Yes the salt eats everything no matter how often it's washed. I don't know how people can spend 30-40K on a vehicle and drive it in the snow, knowing it'll be a rusty mess in 10-15 years. Many people have two cars each, a good summer car and a winter beater. Wife has an '06 fusion that only gets driven in the summer and it's immaculate, but her daily driver '10 escape is rusting away. I bought my '98 in 2001, and foolishly drove it for a few winters when I was young and broke. Just those few winters was enough to do some serious damage.
The problem areas I've seen are:
Moisture gets into the torque boxes and eats the body mounts, which are not painted inside, just primer.
The floors under the roll bars are just primer as well. Water seeps under the roll bar mounts and eats the floor from the top down.
The rear cross member under the tail gate has huge factory holes on the bottom that lets water in to attack the rear body mounts.
Water collects in the bottom of the tub B pillars next to the roll bars and eats everything from the inside out. Floor/rocker/pillar.
The wheel wells of the front fenders have reinforcement plates that collect moisture and rot the top of the fenders.
Water will seep into the floor to rocker seams and rust.

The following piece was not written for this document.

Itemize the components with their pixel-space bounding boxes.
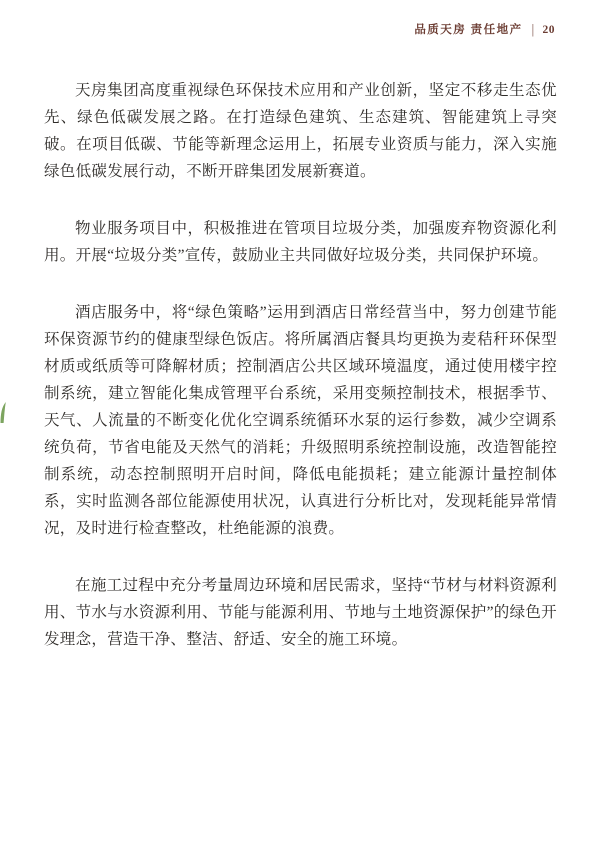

There is no paint under the door or tailgate hinges.
The middle of the frame doesn't have drain holes, so it holds an inch of water and rots the frame from the inside out. The outside of the frame will look good, the inside is falling apart. Common areas are rear lca mounts and the center skid mountings.
Any hidden boxed section is not painted, just E coat or primer, with insufficient drain holes. If water gets in it'll rust.
Areas I found that are not too bad:
The large boxed A pillar section (behind the "jeep" stickers) had hardly any damage.
The firewall, cowling, grill and hood are ok.
Center floor areas, transmission tunnel, and the center tub reinforcement plate are ok.
Small boxed cross members under the bed were mostly ok.
The rear wheel well liners do a decent job of protecting all the seams and surfaces in the rear wheel wells.
As far as restoring a vehicle, this is my second attempt. The first was an old VW that I did a ton of body work on and repainted. But when Daphne needed a new frame and rust work, I had to pick the better project and the VW just had too many issues so it went down the road. What I've learned so far is THE BODY IS EVERYTHING. I don't care if the motor is seized, the axles grenaded, the transmission junk, the suspension sagging: if the body is good and clean then most of the work is already done. Also, whatever budget you've figured it'll take you might as well double it for all the little things like tools, small parts, prep supplies, etc that you find you'll need along the way. Figure out how much space you will need to do all the repairs, and once you start taking things apart you find you need alot more space to get it all out of the way while you work. Time: oh boy, it seems even the littlest thing that you think will only take an hour or two to fix ends up eating up the entire day. Easily triple your time estimate. And age? I'm late 30's, and after a long day of crouching, twisting, crawling, bending and reaching to fix stuff, my back and shoulders and knees are done. I couldn't imagine trying to do this when I'm 60 or retired. So if you want to restore a vehicle, it's a long tunnel and for much of it there's no light at the end, and I can see why so many projects falter and quit halfway through, so know what you're getting yourself into before you start.